Standard with most Hoarders episodes, the brothers had less than a week to get their house together or they would be faced with eviction. And if things weren’t bad enough, mid-episode *spoiler alert* one brother dies! Wtf…

Not to be deterred by years worth of feces or even death, the show moves forward with the clean up and the camera crew keeps recording. But just as they begin to make leeway, it is discovered that the house can no longer support the weight of the trash and the floor boards are actually separating. Now the entire crew is in danger of falling through three floors of rubbish and will need to slow down the process due to safety concerns. But, they STILL have to get this house cleaned up before the city takes over. So who steps in to help? Those MVP camera men!

I mean kudos to these guys because this is when I would have really thrown in the towel. I’m all for lifting a helping hand to get the job done, but where do you draw the line? Personally, human feces is where I draw that line.

Bonus checks better have been handed out that day.

The First 48


While the turnover for homicide detectives may be low (I assume) since it takes years to work your way up the ladder, I can’t imagine your average camera guy enjoying a life of tip-toeing around violent crime scenes and shoving cameras in the faces of grieving families. That’s a life you have to mentally train for.

Are they offering free therapy to the production team?

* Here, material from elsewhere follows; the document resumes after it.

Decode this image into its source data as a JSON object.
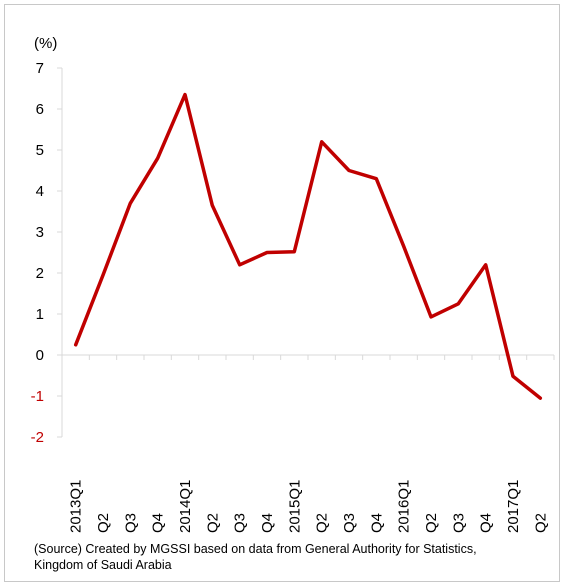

Scientology & The Aftermath


Long story short, according to the subjects of this show, if you choose to speak out against Scientology, the Church will find you, harass you and attempt a smear campaign against you, regardless if you are the messenger or simply known by association. Even the show’s host confirms on camera that Scientologist will target anyone associated with this show. Umm, what?

So you’re telling me everyone currently on set, everyone in post-editing – from the interviewees to the admin assistants-  are ok with the risk of being stalked and harassed? I mean, isn’t that a cue to immediately pack your shit up and ask to be transferred to the Duck Dynasty team!?

This reminds me of those stories about the haunting of the cast and production of The Exorcist. People died! I just don’t need religious extremists watching my every move and trying to ruin my life for simply holding a boom mic.

A further look at A&E’s lineup includes Beyond Scared Straight, Intervention, and The Killing Season. I mean, who’s really putting in applications here?? And what is the interview process like?

If you know someone who works in production for A&E, please send them my way. I have a few questions that need answers – specifically those having to do with pay and benefits.